The Pole's fragmentation has cut into Chávez's following, though he still leads Arias Cárdenas in the polls. Chávez has maintained his popularity despite the deepening economic crisis—unemployment reached 18% last year, the highest rate in fifteen years—an auspicious sign for any politician. While the economies of many other Latin American nations have partially recovered from the contraction of the 1980s, that of Venezuela has remained in a continued slump, during which time increasing numbers of the working class—and former members of the shrinking middle class—have only been able to find work in the informal sector. Chávez's support is concentrated in the poor urban barrios, where the majority of the nation's population now resides.
Chávez's willingness to engage in dialogue with squatters and his boldness in threatening to expropriate unused land for industrial and agricultural purposes are popular with the poor. At the same time, his audacity in questioning the sacredness of private property makes the upper and middle classes tremble, the new Constitution's guarantees regarding property rights notwithstanding.
The internal tensions and contradictions within the MVR and the Patriotic Pole came to a head with the pronouncements of the three military commanders and the wave of subsequent defections from the Chávez camp.
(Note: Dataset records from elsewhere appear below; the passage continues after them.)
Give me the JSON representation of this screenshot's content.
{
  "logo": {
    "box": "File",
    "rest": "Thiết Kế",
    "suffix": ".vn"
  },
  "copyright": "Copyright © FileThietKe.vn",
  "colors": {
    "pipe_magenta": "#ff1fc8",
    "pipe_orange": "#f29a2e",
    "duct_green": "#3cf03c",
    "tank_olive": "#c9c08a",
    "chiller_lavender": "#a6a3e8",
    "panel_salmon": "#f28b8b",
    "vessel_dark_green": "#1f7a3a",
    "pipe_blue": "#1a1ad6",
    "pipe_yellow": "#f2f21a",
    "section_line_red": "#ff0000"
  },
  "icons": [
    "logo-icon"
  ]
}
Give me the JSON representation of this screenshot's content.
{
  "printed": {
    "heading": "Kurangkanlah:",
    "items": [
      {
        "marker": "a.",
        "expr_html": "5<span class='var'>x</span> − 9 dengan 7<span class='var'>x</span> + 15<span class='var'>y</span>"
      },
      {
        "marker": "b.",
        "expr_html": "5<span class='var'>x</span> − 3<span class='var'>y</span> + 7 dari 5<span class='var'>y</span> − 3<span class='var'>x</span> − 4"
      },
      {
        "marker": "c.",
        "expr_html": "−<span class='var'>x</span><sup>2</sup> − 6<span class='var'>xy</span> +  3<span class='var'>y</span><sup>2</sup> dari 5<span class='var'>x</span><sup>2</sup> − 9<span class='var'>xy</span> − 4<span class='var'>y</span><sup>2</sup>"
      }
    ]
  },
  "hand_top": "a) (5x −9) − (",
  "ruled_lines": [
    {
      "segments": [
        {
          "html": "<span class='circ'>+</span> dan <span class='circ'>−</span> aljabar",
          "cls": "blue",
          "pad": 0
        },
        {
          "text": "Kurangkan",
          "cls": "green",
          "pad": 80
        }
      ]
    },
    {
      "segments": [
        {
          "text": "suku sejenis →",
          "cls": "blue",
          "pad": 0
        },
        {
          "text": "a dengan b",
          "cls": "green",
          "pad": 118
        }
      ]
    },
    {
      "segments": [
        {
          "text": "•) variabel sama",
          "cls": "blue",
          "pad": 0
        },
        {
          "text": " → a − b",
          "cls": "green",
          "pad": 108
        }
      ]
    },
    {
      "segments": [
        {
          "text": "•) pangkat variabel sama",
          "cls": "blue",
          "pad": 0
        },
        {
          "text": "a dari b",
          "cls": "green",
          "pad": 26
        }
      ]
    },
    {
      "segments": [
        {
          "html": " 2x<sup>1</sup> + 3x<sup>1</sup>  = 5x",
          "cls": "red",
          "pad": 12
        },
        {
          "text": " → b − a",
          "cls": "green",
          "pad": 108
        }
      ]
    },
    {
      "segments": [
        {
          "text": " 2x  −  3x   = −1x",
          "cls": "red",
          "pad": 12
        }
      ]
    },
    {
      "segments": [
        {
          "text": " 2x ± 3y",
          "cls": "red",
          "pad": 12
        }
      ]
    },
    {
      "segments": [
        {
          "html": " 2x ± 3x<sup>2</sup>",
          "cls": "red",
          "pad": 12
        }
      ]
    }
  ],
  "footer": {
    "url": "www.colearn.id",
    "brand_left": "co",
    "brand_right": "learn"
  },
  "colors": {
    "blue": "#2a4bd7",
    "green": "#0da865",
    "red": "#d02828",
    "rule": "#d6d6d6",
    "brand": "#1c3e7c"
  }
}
President Chávez has concentrated his efforts on political reform during his first year in office and is only now beginning to prioritize social and economic policy. After the mega-elections—assuming he remains in office—Chávez will need to turn his attention to the consolidation and transformation of the MVR, as he pledged he would in the wake of the declaration of the three comandantes. Internal democracy and ideological clarity are two imperatives that Chávez and his MVR can no longer postpone.
ABOUT THE AUTHOR
Steve Ellner, the co-editor of The Latin American Left: From the Fall of Allende to Perestroika (Westview, 1993), has written extensively on Venezuelan history and politics.
1. El Nacional (Caracas), November 23, 1999.
2. Steve Ellner, "Recent Venezuelan Political Studies: A Return to Third World Realities," Latin American Research Review, Vol. 32, No. 2 (1997), pp. 201-218.
3. Author's interview with former MAS leader Eduardo Pozo, Caracas, November 30, 1999. The Democratic Left consists of the historical leaders of MAS who split off from the party last year.
4. The ex-guerrillas who broke off from the Communist Party to form MAS in 1971 at first retained the notion of the primacy of the struggle for state power and embraced the slogan "socialism in our lifetime." See Ellner, Venezuela's Movimiento al Socialismo: From Guerrilla Defeat to Innovative Politics (Durham: Duke University Press, 1988), pp. 47-48.
5. Author's interview with Hernán Gruber Odremán, Governor of the Federal District, Caracas, November 29, 1999. Friction also manifested itself within the Chávez movement between retired officers and those who accused the military of flagrant violation of human rights. The concerns of the 26 Chavista officers in the Constituent Assembly were mainly limited to issues related to the armed forces, such as the special status conferred on the Indian communities in the frontier region.
6. El Nacional, March 11, 2000.
7. Venevisión TV News Program, March 14, 2000.
8. Agustín Blanco Muñoz, Habla el comandante (Caracas: Universidad Central de Venezuela, 1998), p. 322.
9. Author's interview with Alfredo Peña, Washington, D.C., February 2, 2000. In endorsing Peña as Caracas' mayor, the MVR turned down support for the PPT's Aristóbulo Istúriz, a former mayor of that city.